Parallèlement nous avons mené de nombreuses sensibilisations auprès de la population et touché environ 7000 personnes. Aujourd’hui, il est fréquent dans la rue d’entendre des personnes nous appeler « monsieur ou madame Artemisia » et de rencontrer des gens qui connaissent la plante. Nous avons organisé 10 sessions de formation, à Bangui essentiellement, obtenu la reconnaissance et le soutien des institutions nationales. Parallèlement, nous développons la recherche scientifique sur la plante avec notamment l’Institut Pasteur de Bangui. Et nous avons passé de nombreux partenariats. L’équipe sur place est très motivée, notre responsable communication fait aussi un travail admirable mais il reste encore de nombreuses difficultés.

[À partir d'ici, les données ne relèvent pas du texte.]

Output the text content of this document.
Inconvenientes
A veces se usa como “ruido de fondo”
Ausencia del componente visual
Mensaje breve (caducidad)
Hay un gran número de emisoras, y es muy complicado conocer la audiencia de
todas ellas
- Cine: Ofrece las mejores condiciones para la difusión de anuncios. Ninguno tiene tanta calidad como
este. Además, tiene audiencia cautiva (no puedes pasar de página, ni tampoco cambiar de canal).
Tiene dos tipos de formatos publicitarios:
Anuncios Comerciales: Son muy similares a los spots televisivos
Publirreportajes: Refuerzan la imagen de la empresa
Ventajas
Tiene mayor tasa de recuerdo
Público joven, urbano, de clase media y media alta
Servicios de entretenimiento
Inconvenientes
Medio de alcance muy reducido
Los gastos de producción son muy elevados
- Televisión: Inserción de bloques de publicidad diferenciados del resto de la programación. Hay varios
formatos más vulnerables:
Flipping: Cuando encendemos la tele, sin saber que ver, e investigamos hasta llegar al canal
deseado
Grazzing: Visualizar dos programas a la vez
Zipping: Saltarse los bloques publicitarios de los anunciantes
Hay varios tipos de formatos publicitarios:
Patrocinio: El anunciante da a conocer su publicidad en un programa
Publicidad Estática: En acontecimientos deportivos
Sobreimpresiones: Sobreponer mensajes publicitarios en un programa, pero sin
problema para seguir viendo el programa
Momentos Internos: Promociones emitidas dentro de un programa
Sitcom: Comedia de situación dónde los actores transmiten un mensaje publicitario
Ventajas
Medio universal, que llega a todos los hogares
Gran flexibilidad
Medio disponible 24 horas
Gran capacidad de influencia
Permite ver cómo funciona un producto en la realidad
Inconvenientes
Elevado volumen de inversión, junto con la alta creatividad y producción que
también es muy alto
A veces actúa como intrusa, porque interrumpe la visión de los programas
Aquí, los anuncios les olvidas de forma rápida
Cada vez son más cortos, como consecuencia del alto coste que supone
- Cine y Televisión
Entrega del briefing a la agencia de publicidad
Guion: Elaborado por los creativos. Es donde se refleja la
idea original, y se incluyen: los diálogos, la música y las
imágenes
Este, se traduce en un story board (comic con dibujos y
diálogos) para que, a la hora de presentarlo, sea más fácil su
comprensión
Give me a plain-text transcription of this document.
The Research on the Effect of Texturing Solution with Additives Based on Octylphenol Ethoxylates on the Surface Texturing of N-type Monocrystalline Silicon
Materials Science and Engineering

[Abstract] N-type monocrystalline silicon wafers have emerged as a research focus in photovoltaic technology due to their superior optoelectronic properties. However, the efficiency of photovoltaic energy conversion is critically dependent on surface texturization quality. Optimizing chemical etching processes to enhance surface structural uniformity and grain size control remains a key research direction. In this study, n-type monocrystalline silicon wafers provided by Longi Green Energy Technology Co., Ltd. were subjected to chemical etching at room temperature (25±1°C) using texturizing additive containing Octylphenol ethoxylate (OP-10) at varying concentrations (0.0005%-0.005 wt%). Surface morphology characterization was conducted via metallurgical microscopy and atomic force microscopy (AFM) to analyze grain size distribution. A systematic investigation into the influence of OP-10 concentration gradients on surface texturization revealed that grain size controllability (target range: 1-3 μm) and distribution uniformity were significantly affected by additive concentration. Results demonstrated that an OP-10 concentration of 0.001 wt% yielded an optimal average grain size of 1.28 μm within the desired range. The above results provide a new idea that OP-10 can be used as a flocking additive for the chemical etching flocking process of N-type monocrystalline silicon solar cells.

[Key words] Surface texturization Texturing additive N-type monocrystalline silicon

Quelles sont ces difficultés ?
D’abord le coût de la vie à cause de l’enclavement du pays mais aussi de l’inflation en partie due à la présence massive des institutions internationales qui dérèglent le marché. Ceci a un fort impact sur les activités, par exemple en ce qui concerne les impressions pour les supports de sensibilisations, les matières premières pour l’atelier, les transports qui sont très chers.
La projection sur le moyen-long terme est difficile dans un pays où l’on ne sait pas si l’on aura de quoi se nourrir le lendemain et si la guerre ne reviendra pas. Il faut rappeler que les conditions de vie à Bangui et aux alentours sont extrêmement difficiles : accès très limité à l’eau et l’électricité, coupures régulières, vulnérabilité de la population, maladies, deuils… Ces difficultés déséquilibrent l’organisation quotidienne et la programmation de notre MdA.
Je voudrais vraiment saluer le travail magnifique de l’équipe sur place, le rôle de chacun. Aujourd’hui, je ne suis plus sur place mais je reste membre de la Maison de l’Artemisia de RCA et présente à distance pour le suivi sur place. Notre équipe est solide mais elle a besoin de poursuivre les partenariats mais aussi de la solidarité de notre réseau pour faire face aux difficultés locales.